Joel Charny of InterAction and Gareth Price Jones of Oxfam International briefed participants on the new IASC Humanitarian Programme Cycle (HPC) in this online event. The speakers discussed the HPC from an NGO perspective, while answering questions and comments regarding the new Cycle.
On 17 September 2014, PHAP hosted an online event discussing the new IASC Humanitarian Programme Cycle (HPC) from an NGO perspective. As part of the Transformative Agenda, the Inter-Agency Standing Committee (IASC) revised its Humanitarian Programme Cycle (HPC) – a replacement for the previous Consolidated Appeals Processes (CAPs) – so that it could be more useful for HCTs, NGOs and other responders in-country. This webinar provided a briefing on the process of devising this new HPC, what this process was trying to achieve, and what NGOs should expect from this revised approach.

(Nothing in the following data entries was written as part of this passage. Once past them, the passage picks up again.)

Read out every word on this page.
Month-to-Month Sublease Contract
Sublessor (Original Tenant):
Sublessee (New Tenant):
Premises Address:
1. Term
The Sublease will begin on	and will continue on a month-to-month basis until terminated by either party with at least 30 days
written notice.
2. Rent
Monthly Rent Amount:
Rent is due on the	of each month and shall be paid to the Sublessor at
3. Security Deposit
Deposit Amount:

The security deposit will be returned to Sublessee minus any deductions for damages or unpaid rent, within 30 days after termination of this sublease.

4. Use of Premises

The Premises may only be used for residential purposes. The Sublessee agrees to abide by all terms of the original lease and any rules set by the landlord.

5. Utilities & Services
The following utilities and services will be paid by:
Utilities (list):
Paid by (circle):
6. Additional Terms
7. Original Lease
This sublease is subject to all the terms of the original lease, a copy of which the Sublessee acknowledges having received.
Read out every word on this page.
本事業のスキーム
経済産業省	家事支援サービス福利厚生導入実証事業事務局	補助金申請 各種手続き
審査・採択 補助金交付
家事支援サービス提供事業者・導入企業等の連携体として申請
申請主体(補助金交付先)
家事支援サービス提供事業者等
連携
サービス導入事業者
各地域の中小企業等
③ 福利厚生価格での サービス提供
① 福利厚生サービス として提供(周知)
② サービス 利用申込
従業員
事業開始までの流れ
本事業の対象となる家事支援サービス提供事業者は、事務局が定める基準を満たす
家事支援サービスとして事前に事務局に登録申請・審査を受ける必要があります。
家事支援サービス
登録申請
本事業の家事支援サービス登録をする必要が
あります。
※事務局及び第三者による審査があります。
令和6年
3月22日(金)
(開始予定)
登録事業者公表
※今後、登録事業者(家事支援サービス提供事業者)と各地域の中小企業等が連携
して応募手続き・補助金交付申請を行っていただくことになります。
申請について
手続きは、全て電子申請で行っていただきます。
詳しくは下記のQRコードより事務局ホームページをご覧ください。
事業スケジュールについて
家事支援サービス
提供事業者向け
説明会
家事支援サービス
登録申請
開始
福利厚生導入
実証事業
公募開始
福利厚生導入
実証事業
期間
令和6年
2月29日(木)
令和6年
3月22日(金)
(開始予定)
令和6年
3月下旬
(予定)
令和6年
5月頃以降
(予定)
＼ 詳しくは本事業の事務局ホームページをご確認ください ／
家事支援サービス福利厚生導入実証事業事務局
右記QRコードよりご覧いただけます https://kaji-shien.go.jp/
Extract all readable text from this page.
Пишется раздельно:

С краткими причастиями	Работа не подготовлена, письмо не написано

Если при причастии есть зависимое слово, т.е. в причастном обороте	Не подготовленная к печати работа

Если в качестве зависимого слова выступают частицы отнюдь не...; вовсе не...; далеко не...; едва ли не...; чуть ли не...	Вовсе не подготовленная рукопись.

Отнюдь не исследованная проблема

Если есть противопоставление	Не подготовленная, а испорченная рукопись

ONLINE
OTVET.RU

The event featured Joel Charny, Vice President of Humanitarian Policy and Practice at InterAction, and Gareth Price Jones, Humanitarian Affairs Representative from Oxfam International, and is organized together with the International Council of Voluntary Agencies (ICVA).
Spurred by the large-scale crises in Haiti and Pakistan in 2010, the Humanitarian Programme Cycle was created to guide humanitarian coordination, leadership and accountability in crises and conflicts. It seeks to do this by clearly defining the complementary roles and responsibilities of different organizations involved in humanitarian response. The HPC is a collective, consultative process that hopes to enable all those involved in humanitarian response to see their role in relation to others and position their work according to agreed upon objectives. Specifically, the HPC hopes to create a single strategic process between all international and national actors involved in response, including clusters, sectors, humanitarian agencies, national authorities, national civic society organizations and, above all, affected people.
The NGO community has been active in influencing this process through representatives from InterAction, Oxfam International, and the Norwegian Refugee Council (NRC). These representatives have been trying to simplify the HPC process in order to make the ultimate product relevant, useful and effective for NGOs and maximize the HPC’s impact across the world.